Recent Accounting Pronouncements Not Yet Adopted
The following recently issued accounting pronouncement applicable to the Company has not yet been adopted:
In December 2023, the FASB issued Accounting Standard Update (“ASU”) 2023-09, “Income Taxes (Topic 740): Improvements to Income Tax Disclosures.” This ASU requires public business entities to disclose in the rate reconciliation table additional categories of information about federal, state, and foreign income taxes and to provide more details about the reconciling items in some categories if items meet a quantitative threshold. It also requires all entities to disclose income taxes paid, net of refunds, disaggregated by federal, state, and foreign taxes for annual periods and to disaggregate the information by jurisdiction based on a quantitative threshold. This ASU is effective for fiscal years beginning after December 15, 2024. Early adoption is permitted for periods for which financial statements have not yet been issued. This ASU is not expected to have a significant impact on the Company’s Consolidated Financial Statements.
In November 2024, the FASB issued ASU 2024-03, “Income Statement—Reporting Comprehensive Income - Expense Disaggregation Disclosures (Subtopic 220-40): Disaggregation of Income Statement Expenses.” This ASU requires disaggregated disclosure of income statement expenses for public business entities.
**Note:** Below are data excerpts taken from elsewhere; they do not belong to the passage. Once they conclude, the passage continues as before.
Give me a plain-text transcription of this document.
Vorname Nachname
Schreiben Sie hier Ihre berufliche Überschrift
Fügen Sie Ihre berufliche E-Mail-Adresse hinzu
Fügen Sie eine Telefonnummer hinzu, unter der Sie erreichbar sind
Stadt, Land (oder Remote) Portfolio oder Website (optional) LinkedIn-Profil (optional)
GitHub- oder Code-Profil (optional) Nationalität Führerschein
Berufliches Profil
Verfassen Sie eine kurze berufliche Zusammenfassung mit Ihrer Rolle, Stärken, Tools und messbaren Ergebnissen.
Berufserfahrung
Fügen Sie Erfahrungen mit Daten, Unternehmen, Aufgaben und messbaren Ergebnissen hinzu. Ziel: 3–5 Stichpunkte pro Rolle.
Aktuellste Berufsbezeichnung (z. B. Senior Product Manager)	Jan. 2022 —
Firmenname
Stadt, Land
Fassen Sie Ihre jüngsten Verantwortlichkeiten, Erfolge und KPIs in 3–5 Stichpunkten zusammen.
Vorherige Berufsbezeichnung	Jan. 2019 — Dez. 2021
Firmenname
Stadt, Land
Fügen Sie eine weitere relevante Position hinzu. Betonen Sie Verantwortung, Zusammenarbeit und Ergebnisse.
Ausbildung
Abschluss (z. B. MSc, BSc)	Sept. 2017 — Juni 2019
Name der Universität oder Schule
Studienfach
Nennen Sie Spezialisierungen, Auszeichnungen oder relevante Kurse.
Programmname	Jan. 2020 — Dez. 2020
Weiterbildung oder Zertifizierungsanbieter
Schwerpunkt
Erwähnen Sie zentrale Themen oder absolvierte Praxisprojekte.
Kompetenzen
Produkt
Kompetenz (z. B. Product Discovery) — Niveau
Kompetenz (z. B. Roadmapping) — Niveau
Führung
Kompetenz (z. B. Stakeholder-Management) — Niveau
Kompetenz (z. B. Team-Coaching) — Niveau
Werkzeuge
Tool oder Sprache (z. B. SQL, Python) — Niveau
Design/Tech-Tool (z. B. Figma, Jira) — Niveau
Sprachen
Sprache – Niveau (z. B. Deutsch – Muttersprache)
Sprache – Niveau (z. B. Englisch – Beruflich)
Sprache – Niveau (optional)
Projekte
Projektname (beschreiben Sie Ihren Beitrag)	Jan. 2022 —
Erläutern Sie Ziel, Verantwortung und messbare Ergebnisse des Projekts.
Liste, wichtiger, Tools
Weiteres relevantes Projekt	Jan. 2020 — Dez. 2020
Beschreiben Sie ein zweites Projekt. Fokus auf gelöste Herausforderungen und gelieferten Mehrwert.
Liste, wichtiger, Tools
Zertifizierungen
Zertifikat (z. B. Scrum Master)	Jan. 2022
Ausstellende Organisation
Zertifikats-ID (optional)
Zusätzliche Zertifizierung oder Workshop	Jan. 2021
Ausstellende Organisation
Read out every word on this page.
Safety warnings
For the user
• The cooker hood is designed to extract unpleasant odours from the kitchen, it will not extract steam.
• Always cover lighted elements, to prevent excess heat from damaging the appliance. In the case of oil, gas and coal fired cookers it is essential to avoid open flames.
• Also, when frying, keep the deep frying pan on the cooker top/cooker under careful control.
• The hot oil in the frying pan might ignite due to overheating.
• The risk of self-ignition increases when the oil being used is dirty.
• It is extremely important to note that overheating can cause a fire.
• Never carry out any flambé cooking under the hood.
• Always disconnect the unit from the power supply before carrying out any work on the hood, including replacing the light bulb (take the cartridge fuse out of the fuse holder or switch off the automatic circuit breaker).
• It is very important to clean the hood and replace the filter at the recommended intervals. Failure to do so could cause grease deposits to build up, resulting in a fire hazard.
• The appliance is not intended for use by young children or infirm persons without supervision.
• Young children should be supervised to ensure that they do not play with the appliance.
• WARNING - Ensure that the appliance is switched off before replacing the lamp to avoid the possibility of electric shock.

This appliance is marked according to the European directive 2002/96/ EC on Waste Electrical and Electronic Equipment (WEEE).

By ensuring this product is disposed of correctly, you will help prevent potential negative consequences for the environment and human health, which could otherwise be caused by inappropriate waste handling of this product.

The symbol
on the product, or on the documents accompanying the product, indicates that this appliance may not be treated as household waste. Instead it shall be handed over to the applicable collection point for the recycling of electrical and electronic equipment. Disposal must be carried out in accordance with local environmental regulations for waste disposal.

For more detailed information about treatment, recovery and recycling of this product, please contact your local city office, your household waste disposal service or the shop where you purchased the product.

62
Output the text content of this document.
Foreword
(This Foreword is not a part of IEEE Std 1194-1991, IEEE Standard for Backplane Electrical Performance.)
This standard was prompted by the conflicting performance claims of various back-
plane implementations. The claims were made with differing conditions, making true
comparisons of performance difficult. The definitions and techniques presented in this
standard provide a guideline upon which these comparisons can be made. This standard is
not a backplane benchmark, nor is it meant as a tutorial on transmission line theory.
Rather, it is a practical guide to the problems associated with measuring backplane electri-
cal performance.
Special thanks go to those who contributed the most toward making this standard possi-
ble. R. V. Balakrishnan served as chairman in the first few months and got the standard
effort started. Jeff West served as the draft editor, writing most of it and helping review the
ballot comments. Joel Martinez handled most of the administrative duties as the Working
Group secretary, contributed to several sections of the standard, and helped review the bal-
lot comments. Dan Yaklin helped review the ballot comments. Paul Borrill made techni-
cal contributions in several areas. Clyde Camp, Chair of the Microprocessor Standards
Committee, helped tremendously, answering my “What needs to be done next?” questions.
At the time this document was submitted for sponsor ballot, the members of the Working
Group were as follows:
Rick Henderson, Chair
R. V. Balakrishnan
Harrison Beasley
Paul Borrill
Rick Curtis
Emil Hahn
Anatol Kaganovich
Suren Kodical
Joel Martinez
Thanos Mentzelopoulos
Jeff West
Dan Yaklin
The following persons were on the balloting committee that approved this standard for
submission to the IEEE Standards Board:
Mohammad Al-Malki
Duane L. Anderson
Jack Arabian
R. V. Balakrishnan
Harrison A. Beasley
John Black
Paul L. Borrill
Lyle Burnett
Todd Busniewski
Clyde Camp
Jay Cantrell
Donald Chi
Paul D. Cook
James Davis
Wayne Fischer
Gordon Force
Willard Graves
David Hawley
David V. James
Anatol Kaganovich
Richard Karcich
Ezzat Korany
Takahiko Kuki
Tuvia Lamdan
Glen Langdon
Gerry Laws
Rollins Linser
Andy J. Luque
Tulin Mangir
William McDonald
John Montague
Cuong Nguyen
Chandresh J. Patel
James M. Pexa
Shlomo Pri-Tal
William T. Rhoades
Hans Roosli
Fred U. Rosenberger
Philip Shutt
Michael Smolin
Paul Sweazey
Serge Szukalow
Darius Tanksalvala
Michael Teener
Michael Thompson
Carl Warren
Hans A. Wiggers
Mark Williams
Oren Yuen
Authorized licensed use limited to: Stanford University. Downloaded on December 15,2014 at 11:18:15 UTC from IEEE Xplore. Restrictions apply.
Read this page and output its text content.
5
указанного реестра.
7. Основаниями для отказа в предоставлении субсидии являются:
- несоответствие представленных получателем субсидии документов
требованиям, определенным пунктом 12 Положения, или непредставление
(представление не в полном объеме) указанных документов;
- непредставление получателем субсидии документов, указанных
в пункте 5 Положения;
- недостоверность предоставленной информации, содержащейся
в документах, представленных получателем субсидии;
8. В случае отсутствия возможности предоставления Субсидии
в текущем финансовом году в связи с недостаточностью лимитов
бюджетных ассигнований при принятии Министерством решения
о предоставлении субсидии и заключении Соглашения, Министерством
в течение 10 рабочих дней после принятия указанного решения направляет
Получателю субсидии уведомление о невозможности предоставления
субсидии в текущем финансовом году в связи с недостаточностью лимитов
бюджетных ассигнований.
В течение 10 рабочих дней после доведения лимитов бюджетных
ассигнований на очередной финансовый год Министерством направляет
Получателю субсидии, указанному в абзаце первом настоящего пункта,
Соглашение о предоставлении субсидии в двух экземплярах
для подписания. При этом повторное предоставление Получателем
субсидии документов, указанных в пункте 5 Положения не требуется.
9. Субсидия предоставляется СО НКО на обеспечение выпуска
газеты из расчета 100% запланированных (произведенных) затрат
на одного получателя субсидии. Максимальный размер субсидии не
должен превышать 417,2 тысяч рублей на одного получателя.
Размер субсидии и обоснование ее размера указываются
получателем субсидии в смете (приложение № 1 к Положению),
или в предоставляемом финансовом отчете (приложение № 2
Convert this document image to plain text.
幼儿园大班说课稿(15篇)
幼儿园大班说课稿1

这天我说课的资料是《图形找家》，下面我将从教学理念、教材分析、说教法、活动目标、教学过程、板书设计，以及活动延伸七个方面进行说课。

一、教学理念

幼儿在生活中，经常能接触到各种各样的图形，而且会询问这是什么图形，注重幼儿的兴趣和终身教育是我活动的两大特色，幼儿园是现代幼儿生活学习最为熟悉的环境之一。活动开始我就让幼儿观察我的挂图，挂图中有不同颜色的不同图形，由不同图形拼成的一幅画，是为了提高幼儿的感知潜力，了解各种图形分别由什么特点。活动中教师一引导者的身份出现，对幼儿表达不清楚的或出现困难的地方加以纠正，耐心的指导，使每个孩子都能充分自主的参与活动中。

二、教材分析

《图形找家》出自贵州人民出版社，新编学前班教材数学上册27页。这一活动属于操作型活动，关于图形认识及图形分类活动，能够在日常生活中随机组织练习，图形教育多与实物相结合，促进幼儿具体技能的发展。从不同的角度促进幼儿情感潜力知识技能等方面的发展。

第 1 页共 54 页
This ASU requires new financial statement disclosures in tabular format, disaggregating information about prescribed categories underlying any relevant income statement expense caption. The prescribed categories include, among other things, employee compensation, depreciation, and intangible asset amortization. Additionally, entities must disclose the total amount of selling expenses and, in annual reporting periods, an entity’s definition of selling expenses. This ASU is effective for annual reporting periods beginning after December 15, 2026, and for interim reporting periods within fiscal years beginning after December 15, 2027. The guidance can be applied prospectively with an option for retrospective application and early adoption is permitted. This ASU is not expected to have a significant impact on the Company’s Consolidated Financial Statements.